When we were kids, Clay and I
would collect coins tarnished with age
from a fountain and ride the bus
to the Lincoln Park Zoo. Clay would
swing from the grab handles and
talk about how big the sea mammals might be
and how he wanted to see the shapes of rats
inside an anaconda’s stomach. I stuffed
the coins inside my pockets and considered
what makes a bird a bird and what lets
a dolphin swim underwater and not drown.

One day in June, we walked through the gates
surrounded by statues of extinct animals. Their
claws are long and dangerous. Clay and I
ran down the paths covered in mulch to the
huge buildings that smelled like dirty bathrooms.
I never imagine a polar bear being lazy or
having the same name as my dad, and up close
their fur was an off-white, like a broken light bulb.

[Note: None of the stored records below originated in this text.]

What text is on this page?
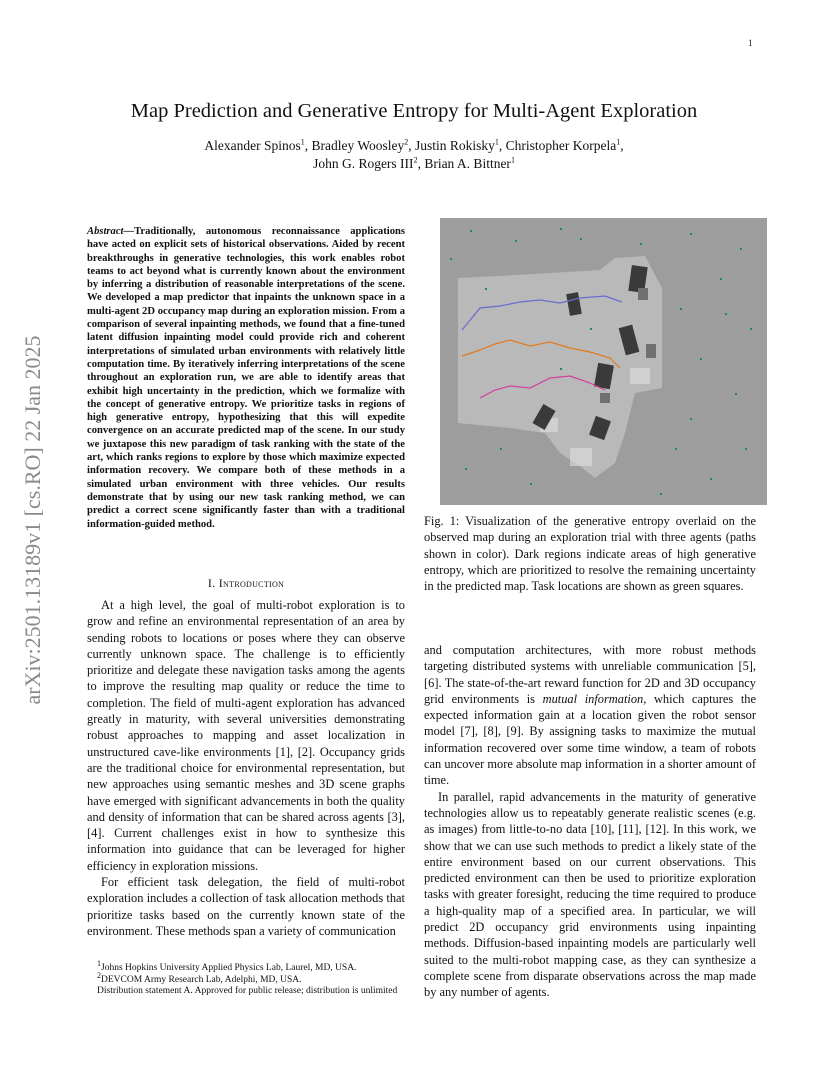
1
Map Prediction and Generative Entropy for Multi-Agent Exploration
Alexander Spinos$^1$, Bradley Woosley$^2$, Justin Rokisky$^1$, Christopher Korpela$^1$,
John G. Rogers III$^2$, Brian A. Bittner$^1$
arXiv:2501.13189v1 [cs.RO] 22 Jan 2025
Abstract—Traditionally, autonomous reconnaissance applications have acted on explicit sets of historical observations. Aided by recent breakthroughs in generative technologies, this work enables robot teams to act beyond what is currently known about the environment by inferring a distribution of reasonable interpretations of the scene. We developed a map predictor that inpaints the unknown space in a multi-agent 2D occupancy map during an exploration mission. From a comparison of several inpainting methods, we found that a fine-tuned latent diffusion inpainting model could provide rich and coherent interpretations of simulated urban environments with relatively little computation time. By iteratively inferring interpretations of the scene throughout an exploration run, we are able to identify areas that exhibit high uncertainty in the prediction, which we formalize with the concept of generative entropy. We prioritize tasks in regions of high generative entropy, hypothesizing that this will expedite convergence on an accurate predicted map of the scene. In our study we juxtapose this new paradigm of task ranking with the state of the art, which ranks regions to explore by those which maximize expected information recovery. We compare both of these methods in a simulated urban environment with three vehicles. Our results demonstrate that by using our new task ranking method, we can predict a correct scene significantly faster than with a traditional information-guided method.
I. Introduction

At a high level, the goal of multi-robot exploration is to grow and refine an environmental representation of an area by sending robots to locations or poses where they can observe currently unknown space. The challenge is to efficiently prioritize and delegate these navigation tasks among the agents to improve the resulting map quality or reduce the time to completion. The field of multi-agent exploration has advanced greatly in maturity, with several universities demonstrating robust approaches to mapping and asset localization in unstructured cave-like environments [1], [2]. Occupancy grids are the traditional choice for environmental representation, but new approaches using semantic meshes and 3D scene graphs have emerged with significant advancements in both the quality and density of information that can be shared across agents [3], [4]. Current challenges exist in how to synthesize this information into guidance that can be leveraged for higher efficiency in exploration missions.

For efficient task delegation, the field of multi-robot exploration includes a collection of task allocation methods that prioritize tasks based on the currently known state of the environment. These methods span a variety of communication

$^1$Johns Hopkins University Applied Physics Lab, Laurel, MD, USA.
$^2$DEVCOM Army Research Lab, Adelphi, MD, USA.
Distribution statement A. Approved for public release; distribution is unlimited
Fig. 1: Visualization of the generative entropy overlaid on the observed map during an exploration trial with three agents (paths shown in color). Dark regions indicate areas of high generative entropy, which are prioritized to resolve the remaining uncertainty in the predicted map. Task locations are shown as green squares.

and computation architectures, with more robust methods targeting distributed systems with unreliable communication [5], [6]. The state-of-the-art reward function for 2D and 3D occupancy grid environments is mutual information, which captures the expected information gain at a location given the robot sensor model [7], [8], [9]. By assigning tasks to maximize the mutual information recovered over some time window, a team of robots can uncover more absolute map information in a shorter amount of time.

In parallel, rapid advancements in the maturity of generative technologies allow us to repeatably generate realistic scenes (e.g. as images) from little-to-no data [10], [11], [12]. In this work, we show that we can use such methods to predict a likely state of the entire environment based on our current observations. This predicted environment can then be used to prioritize exploration tasks with greater foresight, reducing the time required to produce a high-quality map of a specified area. In particular, we will predict 2D occupancy grid environments using inpainting methods. Diffusion-based inpainting models are particularly well suited to the multi-robot mapping case, as they can synthesize a complete scene from disparate observations across the map made by any number of agents.
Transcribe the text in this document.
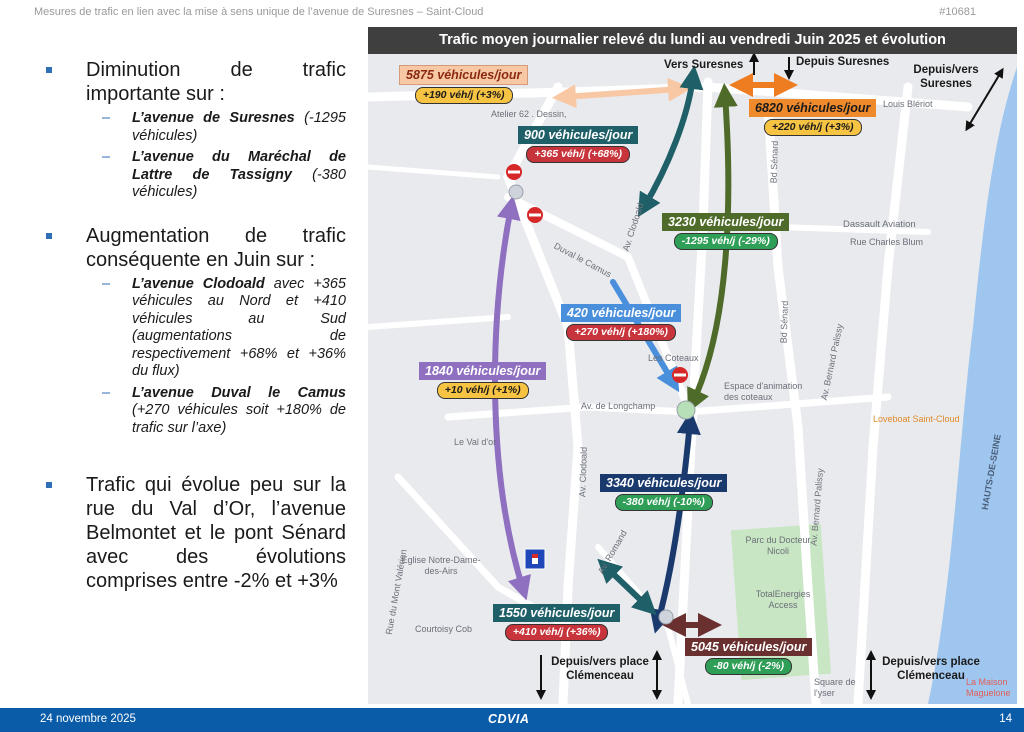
Mesures de trafic en lien avec la mise à sens unique de l’avenue de Suresnes – Saint-Cloud	#10681
Diminution de trafic importante sur :
– L’avenue de Suresnes (-1295 véhicules)
– L’avenue du Maréchal de Lattre de Tassigny (-380 véhicules)
Augmentation de trafic conséquente en Juin sur :
– L’avenue Clodoald avec +365 véhicules au Nord et +410 véhicules au Sud (augmentations de respectivement +68% et +36% du flux)
– L’avenue Duval le Camus (+270 véhicules soit +180% de trafic sur l’axe)
Trafic qui évolue peu sur la rue du Val d’Or, l’avenue Belmontet et le pont Sénard avec des évolutions comprises entre -2% et +3%
Trafic moyen journalier relevé du lundi au vendredi Juin 2025 et évolution
Atelier 62 . Dessin,
Dassault Aviation
Rue Charles Blum
Louis Blériot
Bd Sénard
Bd Sénard
Duval le Camus
Av. Clodoald
Av. Clodoald
Av. Bernard Palissy
Av. Bernard Palissy
Les Coteaux
Espace d'animation des coteaux
Av. de Longchamp
Le Val d'or
Loveboat Saint-Cloud
HAUTS-DE-SEINE
Église Notre-Dame-des-Airs
Parc du Docteur Nicoli
TotalEnergies Access
Courtoisy Cob
Av. Romand
Rue du Mont Valérien
Square de l'yser
La Maison Maguelone
Vers Suresnes	Depuis Suresnes
Depuis/vers Suresnes
Depuis/vers place Clémenceau
Depuis/vers place Clémenceau
5875 véhicules/jour
+190 véh/j (+3%)
6820 véhicules/jour
+220 véh/j (+3%)
900 véhicules/jour
+365 véh/j (+68%)
3230 véhicules/jour
-1295 véh/j (-29%)
420 véhicules/jour
+270 véh/j (+180%)
1840 véhicules/jour
+10 véh/j (+1%)
3340 véhicules/jour
-380 véh/j (-10%)
1550 véhicules/jour
+410 véh/j (+36%)
5045 véhicules/jour
-80 véh/j (-2%)
24 novembre 2025	CDVIA	14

We got bored with the polar bears and ran to the
primate building, a large glass pyramid surrounded
by trees with plastic leaves and the ants that crawl
on them are plastic, too. Inside the building, apes
covered in the thick hair found on brushes
swung around like Clay on the bus and grabbed
their feet while rolling on their backs. A group
of kids on a field trip rubbed their oily hands on the
thin piece of glass that separated us from primates,
mocking their syllabic grunts.

I was by myself with a gorilla standing six inches
in front of me. He rubbed his pale palms on his
round stomach, then turned around
and squatted in front of me, digging into a stump
with a pointed stick. A dull ocean
of silver hair ran from his neck to his bottom.
I saw a beetle or some other bug with small wings
bow through his silver ocean like an overturned boat.
The gorilla prodded the bug with the end of his stick,
causing its guts to spill out like a smashed grape
His brown wrinkled and made me think
that only the kinds of bugs that
crawl on our skin make us different.